Boggs, a Georgia Court of Appeals judge and former Democratic member of the Georgia House of Representatives, drew fierce opposition from Democratic senators and several progressive organizations, including LGBT organizations, after being nominated to the U.S. District Court for the Northern District of Georgia by President Obama last December. He couldn’t get enough votes to advance and his nomination appeared dead in September.
“I would be cautiously optimistic” about Boggs’ nomination going forward, said Randy Evans, a McKenna Long & Aldridge partner with close connections to state and national Republicans. Evans, who co-chairs Gov. Nathan Deal’s Judicial Nominating Commission, said he does not expect Boggs to get a confirmation vote during Congress’s upcoming lame duck session while Senate Democrats still hold the majority.

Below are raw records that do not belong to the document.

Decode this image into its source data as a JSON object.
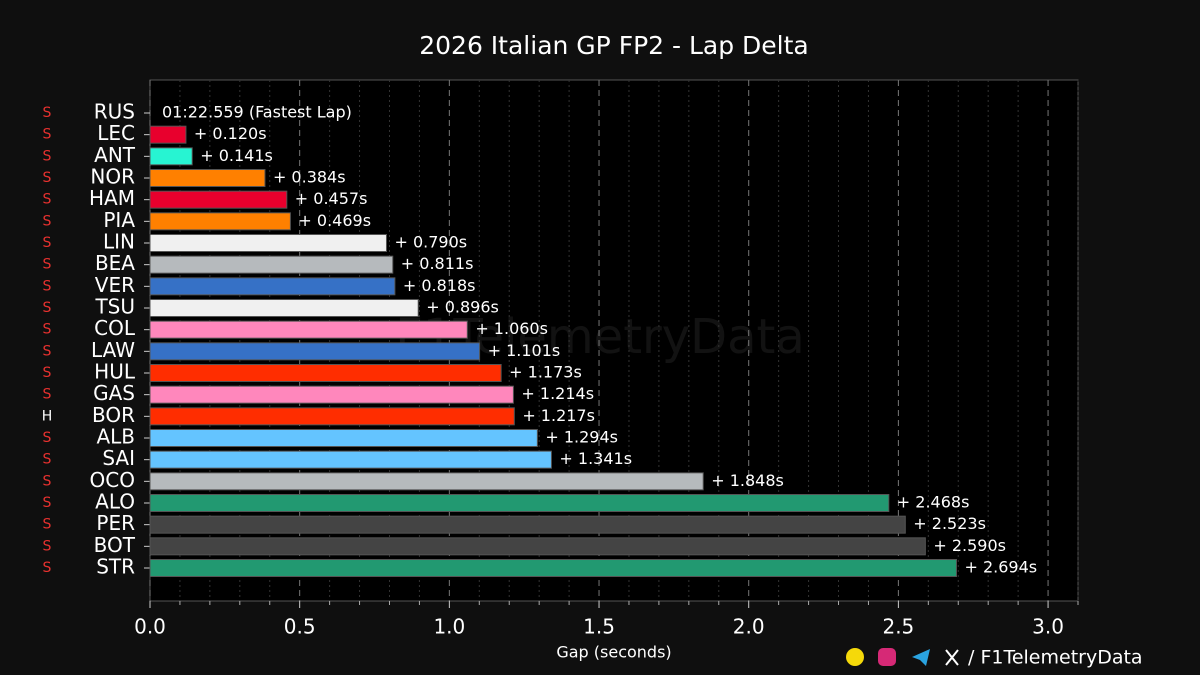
{
  "chart_data": {
    "type": "barh",
    "title": "2026 Italian GP FP2 - Lap Delta",
    "xlabel": "Gap (seconds)",
    "categories": [
      "RUS",
      "LEC",
      "ANT",
      "NOR",
      "HAM",
      "PIA",
      "LIN",
      "BEA",
      "VER",
      "TSU",
      "COL",
      "LAW",
      "HUL",
      "GAS",
      "BOR",
      "ALB",
      "SAI",
      "OCO",
      "ALO",
      "PER",
      "BOT",
      "STR"
    ],
    "values": [
      0,
      0.12,
      0.141,
      0.384,
      0.457,
      0.469,
      0.79,
      0.811,
      0.818,
      0.896,
      1.06,
      1.101,
      1.173,
      1.214,
      1.217,
      1.294,
      1.341,
      1.848,
      2.468,
      2.523,
      2.59,
      2.694
    ],
    "value_labels": [
      null,
      "+ 0.120s",
      "+ 0.141s",
      "+ 0.384s",
      "+ 0.457s",
      "+ 0.469s",
      "+ 0.790s",
      "+ 0.811s",
      "+ 0.818s",
      "+ 0.896s",
      "+ 1.060s",
      "+ 1.101s",
      "+ 1.173s",
      "+ 1.214s",
      "+ 1.217s",
      "+ 1.294s",
      "+ 1.341s",
      "+ 1.848s",
      "+ 2.468s",
      "+ 2.523s",
      "+ 2.590s",
      "+ 2.694s"
    ],
    "fastest_lap_label": "01:22.559 (Fastest Lap)",
    "colors": [
      "#27f4d2",
      "#e8002d",
      "#27f4d2",
      "#ff8000",
      "#e8002d",
      "#ff8000",
      "#f0f0f0",
      "#b6babd",
      "#3671c6",
      "#f0f0f0",
      "#ff87bc",
      "#3671c6",
      "#ff2d00",
      "#ff87bc",
      "#ff2d00",
      "#64c4ff",
      "#64c4ff",
      "#b6babd",
      "#229971",
      "#444444",
      "#444444",
      "#229971"
    ],
    "tyres": [
      "S",
      "S",
      "S",
      "S",
      "S",
      "S",
      "S",
      "S",
      "S",
      "S",
      "S",
      "S",
      "S",
      "S",
      "H",
      "S",
      "S",
      "S",
      "S",
      "S",
      "S",
      "S"
    ],
    "tyre_colors": {
      "S": "#e8312f",
      "H": "#ffffff"
    },
    "xlim": [
      0,
      3.1
    ],
    "xticks": [
      {
        "value": 0,
        "label": "0.0"
      },
      0.5,
      {
        "value": 1,
        "label": "1.0"
      },
      1.5,
      {
        "value": 2,
        "label": "2.0"
      },
      2.5,
      {
        "value": 3,
        "label": "3.0"
      }
    ],
    "xminor_ticks": [
      0.1,
      0.2,
      0.3,
      0.4,
      0.6,
      0.7,
      0.8,
      0.9,
      1.1,
      1.2,
      1.3,
      1.4,
      1.6,
      1.7,
      1.8,
      1.9,
      2.1,
      2.2,
      2.3,
      2.4,
      2.6,
      2.7,
      2.8,
      2.9,
      3.1
    ],
    "grid": true,
    "watermark": "F1TelemetryData",
    "footer": "/ F1TelemetryData"
  }
}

Evans also said that, given the president’s commitment to Boggs and the deal that led to his nomination, the Georgia appellate judge would have “a reasonable chance” of securing a newly constituted Senate Judiciary Committee’s approval and then winning a simple majority of the Senate under relaxed filibuster rules adopted last year.
During Boggs’ two terms in the General Assembly, from 2001 to 2004, Boggs voted in favor of keeping the Confederate flag emblem as part of the state flag and and publicly naming doctors who provide abortions. He also introduced a constitutional amendment to ban same-sex marriage in the state. Boggs also argued while serving in the Georgia legislature against “activist judges” that he believed were working to bring marriage equality to same-sex couples.
“It is our strong belief that this appointment would undermine the progress of the LGBT community in Georgia and across the country,” said Molly Simmons, Atlanta Member of HRC’s Board of Directors, in a prepared statement at the time. “All Georgians deserve judicial officials who will treat them equally under the law and we urge Senators Isakson and Chambliss to reconsider this judicial nomination.”
Boggs was grilled by Democratic senators in a confirmation hearing last June and couldn’t recover, with Sen. Patrick Leahy confirming that the Georgia judge did not have the votes to get out of the Senate Judiciary Committee and his path to the federal bench was blocked, until now.